The most consistent findings have come from twin studies. A twin study compares the resemblance of identical and fraternal twins for a given trait or traits to determine how much liability in that trait(s) is due to genetic and environmental factors. One really cool thing about twin studies is that we can also determine the amount of shared genetic risk factors between two different traits from what is called a “genetic correlation.” The term “genetic correlation” represents the degree of genetic association between two traits, where 0 indicates no shared association and 1 indicates a complete overlap.
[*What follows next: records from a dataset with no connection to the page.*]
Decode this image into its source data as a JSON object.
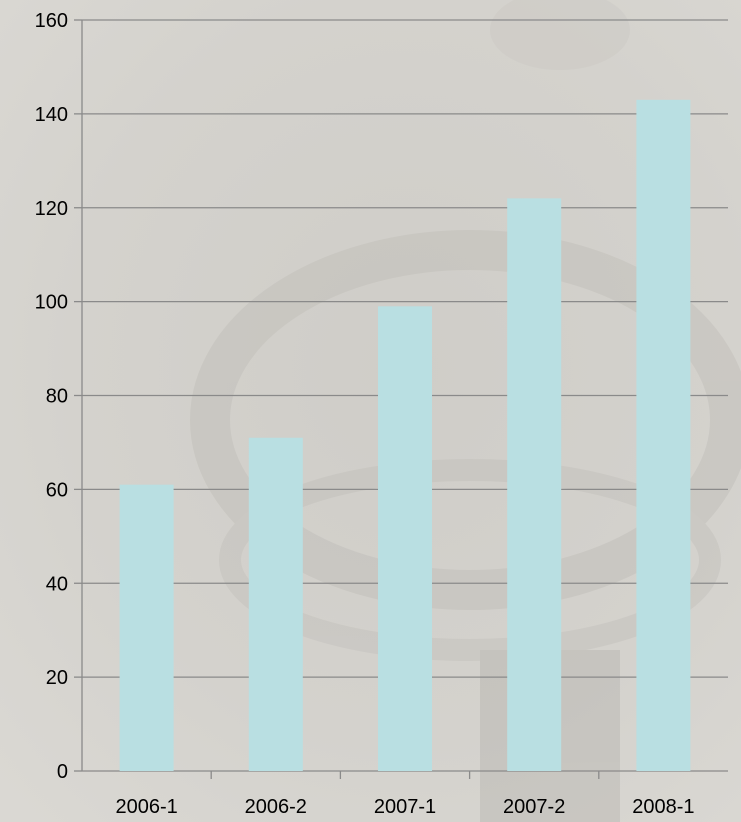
{
  "chart_data": {
    "type": "bar",
    "categories": [
      "2006-1",
      "2006-2",
      "2007-1",
      "2007-2",
      "2008-1"
    ],
    "values": [
      61,
      71,
      99,
      122,
      143
    ],
    "ylim": [
      0,
      160
    ],
    "yticks": [
      0,
      20,
      40,
      60,
      80,
      100,
      120,
      140,
      160
    ],
    "grid": true,
    "legend": "none",
    "colors": {
      "bar": "#b9dfe2",
      "grid": "#8a8a8a",
      "axis": "#8a8a8a",
      "background": "#d6d4cf"
    }
  }
}
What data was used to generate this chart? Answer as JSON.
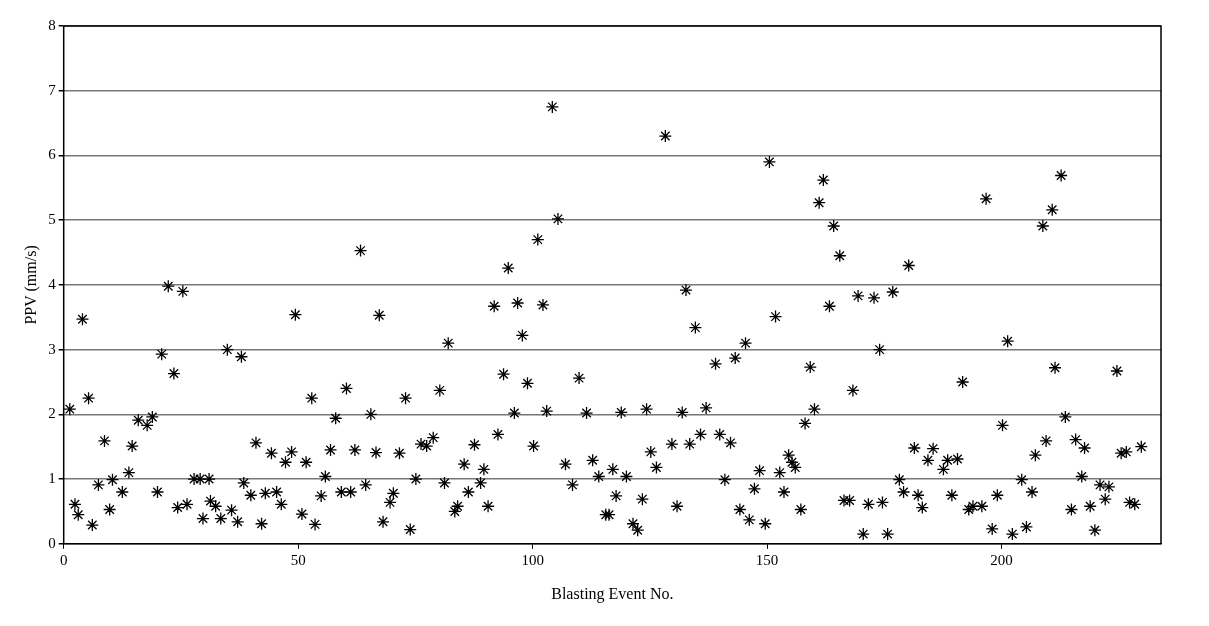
{
  "chart_data": {
    "type": "scatter",
    "xlabel": "Blasting Event No.",
    "ylabel": "PPV (mm/s)",
    "xlim": [
      0,
      234
    ],
    "xticks": [
      0,
      50,
      100,
      150,
      200
    ],
    "ylim": [
      0,
      8
    ],
    "yticks": [
      0,
      1,
      2,
      3,
      4,
      5,
      6,
      7,
      8
    ],
    "grid": "y",
    "marker": "cross",
    "legend": false,
    "series": [
      {
        "color": "#000000",
        "x": [
          1.3,
          4.0,
          5.3,
          2.4,
          3.1,
          6.1,
          7.4,
          8.7,
          9.8,
          10.4,
          12.5,
          13.9,
          14.6,
          15.9,
          17.8,
          18.9,
          20.0,
          20.9,
          22.3,
          23.5,
          25.4,
          24.3,
          26.3,
          27.8,
          29.1,
          31.0,
          29.7,
          31.3,
          32.4,
          33.5,
          34.9,
          35.8,
          37.1,
          37.9,
          38.4,
          39.9,
          41.0,
          42.2,
          43.0,
          44.3,
          45.4,
          46.4,
          47.3,
          48.6,
          49.4,
          50.8,
          51.7,
          52.9,
          53.6,
          54.9,
          55.8,
          56.9,
          58.0,
          59.2,
          60.3,
          61.2,
          62.1,
          63.3,
          64.4,
          65.5,
          66.6,
          67.3,
          68.1,
          69.6,
          70.3,
          71.6,
          72.9,
          73.9,
          75.1,
          76.2,
          77.4,
          78.8,
          80.2,
          82.0,
          81.2,
          83.4,
          84.0,
          85.4,
          86.3,
          87.6,
          88.9,
          89.6,
          90.5,
          91.8,
          92.6,
          93.8,
          94.8,
          96.1,
          96.8,
          97.8,
          98.9,
          100.2,
          101.1,
          102.2,
          103.0,
          104.2,
          105.4,
          107.0,
          108.5,
          109.9,
          111.5,
          112.8,
          114.1,
          115.6,
          116.3,
          117.1,
          117.8,
          118.9,
          120.0,
          121.4,
          122.4,
          123.4,
          124.3,
          125.2,
          126.4,
          128.3,
          129.7,
          130.8,
          131.9,
          132.7,
          133.5,
          134.7,
          135.8,
          137.0,
          139.0,
          139.9,
          141.0,
          142.2,
          143.2,
          144.2,
          145.4,
          146.2,
          147.3,
          148.4,
          149.6,
          150.5,
          151.8,
          152.7,
          153.6,
          154.6,
          155.3,
          156.0,
          157.2,
          158.1,
          159.2,
          160.1,
          161.1,
          162.0,
          163.3,
          164.2,
          165.5,
          166.4,
          167.6,
          168.3,
          169.4,
          170.5,
          171.6,
          172.8,
          174.0,
          174.6,
          175.7,
          176.8,
          178.2,
          179.1,
          180.2,
          181.4,
          182.2,
          183.1,
          184.3,
          185.4,
          187.6,
          188.5,
          189.4,
          190.6,
          191.7,
          193.0,
          193.9,
          195.8,
          196.7,
          198.0,
          199.1,
          200.2,
          201.3,
          202.3,
          204.3,
          205.3,
          206.5,
          207.2,
          208.8,
          209.5,
          210.8,
          211.4,
          212.7,
          213.6,
          214.9,
          215.8,
          217.1,
          217.7,
          218.9,
          219.9,
          221.0,
          222.1,
          222.9,
          224.6,
          225.5,
          226.6,
          227.3,
          228.4,
          229.8
        ],
        "values": [
          2.08,
          3.47,
          2.25,
          0.61,
          0.45,
          0.29,
          0.91,
          1.59,
          0.53,
          0.99,
          0.8,
          1.1,
          1.51,
          1.91,
          1.83,
          1.96,
          0.8,
          2.93,
          3.98,
          2.63,
          3.9,
          0.56,
          0.61,
          1.0,
          1.0,
          1.0,
          0.39,
          0.66,
          0.58,
          0.39,
          3.0,
          0.52,
          0.34,
          2.89,
          0.94,
          0.75,
          1.56,
          0.31,
          0.78,
          1.4,
          0.8,
          0.61,
          1.26,
          1.42,
          3.54,
          0.46,
          1.26,
          2.25,
          0.3,
          0.74,
          1.04,
          1.45,
          1.94,
          0.8,
          2.4,
          0.8,
          1.45,
          4.53,
          0.91,
          2.0,
          1.41,
          3.53,
          0.34,
          0.64,
          0.78,
          1.4,
          2.25,
          0.22,
          1.0,
          1.54,
          1.51,
          1.64,
          2.37,
          3.1,
          0.94,
          0.5,
          0.58,
          1.23,
          0.8,
          1.53,
          0.94,
          1.15,
          0.58,
          3.67,
          1.69,
          2.62,
          4.26,
          2.02,
          3.72,
          3.22,
          2.48,
          1.51,
          4.7,
          3.69,
          2.05,
          6.75,
          5.02,
          1.23,
          0.91,
          2.56,
          2.02,
          1.29,
          1.04,
          0.45,
          0.45,
          1.15,
          0.74,
          2.03,
          1.04,
          0.31,
          0.21,
          0.69,
          2.08,
          1.42,
          1.18,
          6.3,
          1.54,
          0.58,
          2.03,
          3.92,
          1.54,
          3.34,
          1.69,
          2.1,
          2.78,
          1.69,
          0.99,
          1.56,
          2.87,
          0.53,
          3.1,
          0.37,
          0.85,
          1.13,
          0.31,
          5.9,
          3.51,
          1.1,
          0.8,
          1.37,
          1.26,
          1.18,
          0.53,
          1.86,
          2.73,
          2.08,
          5.27,
          5.62,
          3.67,
          4.91,
          4.45,
          0.67,
          0.67,
          2.37,
          3.83,
          0.15,
          0.61,
          3.8,
          3.0,
          0.64,
          0.15,
          3.89,
          0.99,
          0.8,
          4.3,
          1.48,
          0.75,
          0.56,
          1.29,
          1.47,
          1.15,
          1.29,
          0.75,
          1.31,
          2.5,
          0.53,
          0.58,
          0.58,
          5.33,
          0.23,
          0.75,
          1.83,
          3.13,
          0.15,
          0.99,
          0.26,
          0.8,
          1.37,
          4.91,
          1.59,
          5.16,
          2.72,
          5.69,
          1.96,
          0.53,
          1.61,
          1.04,
          1.48,
          0.58,
          0.21,
          0.91,
          0.69,
          0.88,
          2.67,
          1.4,
          1.42,
          0.64,
          0.61,
          1.5
        ]
      }
    ]
  }
}
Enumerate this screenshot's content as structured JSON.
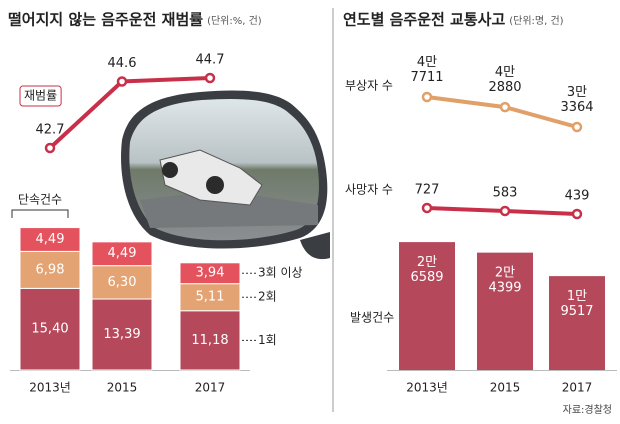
{
  "source": "자료:경찰청",
  "chart_data": [
    {
      "type": "combo",
      "title": "떨어지지 않는 음주운전 재범률",
      "unit": "(단위:%, 건)",
      "categories": [
        "2013년",
        "2015",
        "2017"
      ],
      "stacked": true,
      "bar_title": "단속건수",
      "series": [
        {
          "name": "1회",
          "color": "#b5495b",
          "values": [
            15.4,
            13.39,
            11.18
          ],
          "value_labels": [
            "15,40",
            "13,39",
            "11,18"
          ]
        },
        {
          "name": "2회",
          "color": "#e3a373",
          "values": [
            6.98,
            6.3,
            5.11
          ],
          "value_labels": [
            "6,98",
            "6,30",
            "5,11"
          ]
        },
        {
          "name": "3회 이상",
          "color": "#e4525e",
          "values": [
            4.49,
            4.49,
            3.94
          ],
          "value_labels": [
            "4,49",
            "4,49",
            "3,94"
          ]
        }
      ],
      "lines": [
        {
          "name": "재범률",
          "color": "#c8304a",
          "values": [
            42.7,
            44.6,
            44.7
          ]
        }
      ]
    },
    {
      "type": "combo",
      "title": "연도별 음주운전 교통사고",
      "unit": "(단위:명, 건)",
      "categories": [
        "2013년",
        "2015",
        "2017"
      ],
      "stacked": false,
      "series": [
        {
          "name": "발생건수",
          "color": "#b5495b",
          "values": [
            26589,
            24399,
            19517
          ],
          "value_labels": [
            "2만 6589",
            "2만 4399",
            "1만 9517"
          ]
        }
      ],
      "lines": [
        {
          "name": "부상자 수",
          "color": "#e0a068",
          "values": [
            47711,
            42880,
            33364
          ],
          "value_labels": [
            "4만 7711",
            "4만 2880",
            "3만 3364"
          ]
        },
        {
          "name": "사망자 수",
          "color": "#c8304a",
          "values": [
            727,
            583,
            439
          ]
        }
      ]
    }
  ]
}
To date, research in this area has focused on the overlap between bulimia nervosa and substance use disorders. The genetic correlations between bulimia nervosa and alcohol use disorder range from 0.23 to 0.53; for bulimia nervosa and regular smoking, the genetic correlation was 0.35; and for bulimia nervosa and illicit drug use, it was approximately 0.38. Researchers have also examined binge eating and compensatory behaviors and found significant genetic correlations with alcohol use. For alcohol use, this correlation with binge eating was approximately 0.30 and with compensatory behaviors, it ranged from 0.32 to 0.61. Finally, using a combined assessment of binge eating and compensatory behaviors, the genetic correlation with an alcohol use disorder was similar to previous studies at 0.33; this correlation was the same for European American and African American women. Thus, shared genetic factors for these eating disorder symptoms and alcohol use disorder may be the same in both of these racial/ethnic groups. Taken together, the findings indicate that some (between 5% and 37%) of the genetic factors that influence the liability to bulimia nervosa and the symptoms of binge eating and compensatory behaviors also influence the liability to substance use disorders.
Where do we go from here?
Despite the emergence of information indicating shared genetic factors for eating and substance use disorders in the past decade, this area of research is really in its infancy. More studies are needed to examine substance-specific associations with eating disorders since much of the existing research has included alcohol use. This will help us better understand whether a similar genetic association is observed between eating disorders and other substance use disorders as is observed with alcohol use. Additionally, modern molecular and statistical techniques now permit the identification of the specific genes that play a role in both disorders – a question that twin studies cannot answer and an area that has not yet been explored. This genetic information should also be included with environmental factors to give us the best chance of understanding why these disorders co-occur, eventually aiding in their prevention and treatment. For instance, once specific genes have been identified and can be used to “predict” who may develop eating and substance use disorders, especially in those individuals who are exposed to a high-risk environment (e.g., trauma), we will be able to identify the pathways by which someone may develop these two classes of disorders. Finally, it will be important to determine whether other psychopathology (e.g., depression) and specific personality traits (e.g., impulsivity) impact the genetic association between eating and substance use disorders, as they are common in individuals with both disorders. For example, it is possible that individuals who tend to be impulsive are at greater genetic risk for co-occurring eating and substance use disorders. Needless to say, much work is needed to further understand why eating disorders and substance use disorders co-occur and how this information can be used to better treat individuals. At least this is a start in the right direction.
Munn-Chernoff, M.A., Baker, J.H. (2016). A primer on the genetics of comorbid eating disorders and substance use disorders. European Eating Disorders Review, 24, 91-100.